RichardR 09/30/2008 11:28 AM Report
I haven't read Mr. Filkins' book, but based on this interview I wouldn't go near it. For him to confess -- with no hint of irony or shame -- that he wanted to go back to Iraq because he missed the carnage is truly repugnant. I wish Mr. Rose had asked him if he would be willing to go the Walter Reed Army Medical Ctr. or any number of VA rehab facilities and make such a puerile, self-serving comment to the sick and wounded he will find there. Mr. Filkins is a vampire, and he should be ashamed of himself, at least for being crass enough to publicly admit how much he enjoys death and destruction, if not for thinking it.

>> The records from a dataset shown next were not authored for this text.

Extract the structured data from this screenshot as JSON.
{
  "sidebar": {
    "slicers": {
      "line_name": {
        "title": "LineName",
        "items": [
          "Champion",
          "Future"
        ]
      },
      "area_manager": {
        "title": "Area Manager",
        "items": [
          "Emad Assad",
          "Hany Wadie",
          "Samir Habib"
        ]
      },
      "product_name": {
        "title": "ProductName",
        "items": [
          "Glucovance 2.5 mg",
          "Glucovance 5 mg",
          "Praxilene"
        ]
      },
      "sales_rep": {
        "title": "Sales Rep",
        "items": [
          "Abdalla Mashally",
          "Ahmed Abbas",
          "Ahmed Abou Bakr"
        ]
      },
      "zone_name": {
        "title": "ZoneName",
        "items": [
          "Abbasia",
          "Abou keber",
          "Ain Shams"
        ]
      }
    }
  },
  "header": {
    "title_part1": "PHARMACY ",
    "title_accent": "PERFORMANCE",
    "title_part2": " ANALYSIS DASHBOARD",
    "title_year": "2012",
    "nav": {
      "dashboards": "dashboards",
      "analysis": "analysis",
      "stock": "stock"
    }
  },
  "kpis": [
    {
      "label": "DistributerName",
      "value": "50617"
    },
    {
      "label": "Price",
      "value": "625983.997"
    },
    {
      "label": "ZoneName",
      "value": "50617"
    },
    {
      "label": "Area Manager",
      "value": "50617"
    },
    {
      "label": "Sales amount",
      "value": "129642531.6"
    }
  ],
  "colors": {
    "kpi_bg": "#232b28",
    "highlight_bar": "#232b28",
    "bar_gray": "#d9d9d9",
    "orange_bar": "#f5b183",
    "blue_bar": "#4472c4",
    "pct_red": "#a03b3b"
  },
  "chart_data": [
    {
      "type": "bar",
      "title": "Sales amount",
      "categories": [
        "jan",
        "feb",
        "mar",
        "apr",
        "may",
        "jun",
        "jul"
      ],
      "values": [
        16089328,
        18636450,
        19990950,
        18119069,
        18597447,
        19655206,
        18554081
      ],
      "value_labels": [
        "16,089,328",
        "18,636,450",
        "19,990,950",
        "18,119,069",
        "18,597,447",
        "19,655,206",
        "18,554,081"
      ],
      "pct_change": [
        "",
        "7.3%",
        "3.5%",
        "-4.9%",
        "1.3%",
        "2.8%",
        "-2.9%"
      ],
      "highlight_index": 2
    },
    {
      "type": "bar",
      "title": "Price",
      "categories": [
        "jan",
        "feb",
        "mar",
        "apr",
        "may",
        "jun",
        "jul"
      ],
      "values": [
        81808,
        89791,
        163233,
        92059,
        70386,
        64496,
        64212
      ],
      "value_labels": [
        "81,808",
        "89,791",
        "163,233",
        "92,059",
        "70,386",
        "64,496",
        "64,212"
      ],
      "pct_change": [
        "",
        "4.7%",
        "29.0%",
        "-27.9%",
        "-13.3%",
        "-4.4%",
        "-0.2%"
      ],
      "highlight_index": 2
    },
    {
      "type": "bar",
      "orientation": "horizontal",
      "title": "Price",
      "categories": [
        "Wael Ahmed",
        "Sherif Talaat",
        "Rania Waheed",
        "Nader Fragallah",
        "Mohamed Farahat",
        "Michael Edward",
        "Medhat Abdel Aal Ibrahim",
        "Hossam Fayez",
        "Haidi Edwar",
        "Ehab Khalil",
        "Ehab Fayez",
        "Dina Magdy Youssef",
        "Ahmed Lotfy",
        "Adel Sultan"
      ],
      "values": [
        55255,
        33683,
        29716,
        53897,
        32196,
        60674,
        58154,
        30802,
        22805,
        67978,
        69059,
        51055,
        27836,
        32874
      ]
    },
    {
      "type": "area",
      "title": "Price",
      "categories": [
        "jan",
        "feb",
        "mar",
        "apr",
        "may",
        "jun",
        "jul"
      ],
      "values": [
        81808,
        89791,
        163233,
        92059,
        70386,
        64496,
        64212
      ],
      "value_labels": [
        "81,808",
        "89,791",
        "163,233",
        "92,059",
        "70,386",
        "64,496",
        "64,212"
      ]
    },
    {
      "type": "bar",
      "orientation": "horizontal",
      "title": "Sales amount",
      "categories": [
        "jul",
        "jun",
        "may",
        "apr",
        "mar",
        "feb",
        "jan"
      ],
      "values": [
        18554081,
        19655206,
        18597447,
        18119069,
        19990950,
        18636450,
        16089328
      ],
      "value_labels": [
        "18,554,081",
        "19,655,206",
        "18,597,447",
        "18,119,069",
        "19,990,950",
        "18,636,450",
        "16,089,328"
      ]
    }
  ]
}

Marilyn 09/30/2008 11:15 AM Report
sock puppet, tip for the day...ABC - Nightline Reports - Life in the Amazon 3 part video. Short on time, big on impact. A welcome escape from the chaos and madness of our creation with it's cold concrete and glass landscape in the background. Of course, there is both the good and the bad here as well.
maureen 09/30/2008 10:11 AM Report
Just think, if we were to pay all the unemployed thugs here in USA $300.00 a month I think it would take a big bite out of crime!!
After all Dexter Filkins has seen,including the death of a serviceman sacrificing his life, it saddens me that someone is listening to how many times he said "you know" rather than hearing that a country is in crisis mode, and american kids, just out of high school,are in the thick of it. I think Mr. Filkins shows alot of stress and maybe needs an assignment to the West Indies for a while !
Keith 09/30/2008 02:47 AM Report
sock puppet, the Sunni Awakening and the American-financed Sunni security is not so much about 'bribery' as economic investment. With the DOD being largely cut off from other federal agencies, and few international organizations involved, Iraq has been in a free-fall of poor security leading to no jobs leading to poor security leading to no jobs, etc. Hiring so many Sunnis, while simultaneously reaching agreements with Al-Sadr, has stimulated Iraq's economy by, as Filkins says, having paying jobs for folks who otherwise would be causing havoc. The surge's timing was coincidental. It would be smart for Iraq to start nationalizing these programs, integrating them into the Ministry of the Interior, though whether they do that when we leave or not, no one knows.
sock puppet 09/30/2008 01:05 AM Report
The surge is working if you agree with paying insurgents and (ex?)al Qaeda $300/mth/head. So's the stock market if a one-day drop of 777 points is acceptable. Twenty foot walls. President Malliki - an admitted sectarian. Only Jingo John and the tooth ferry knows the surge is working. We buy any answer we want. Built to collapse when we leave, whether now or now + n, where n is 1, 10, or McCains 100.
Keith 09/30/2008 12:28 AM Report
As a two-time vet of Operation Iraqi Freedom, I found this interview to be the most honest and straightforward on Iraq I've heard from civilians in a long time.
John L 09/30/2008 12:19 AM Report
Did anyone count the number of times Dexter said "you know".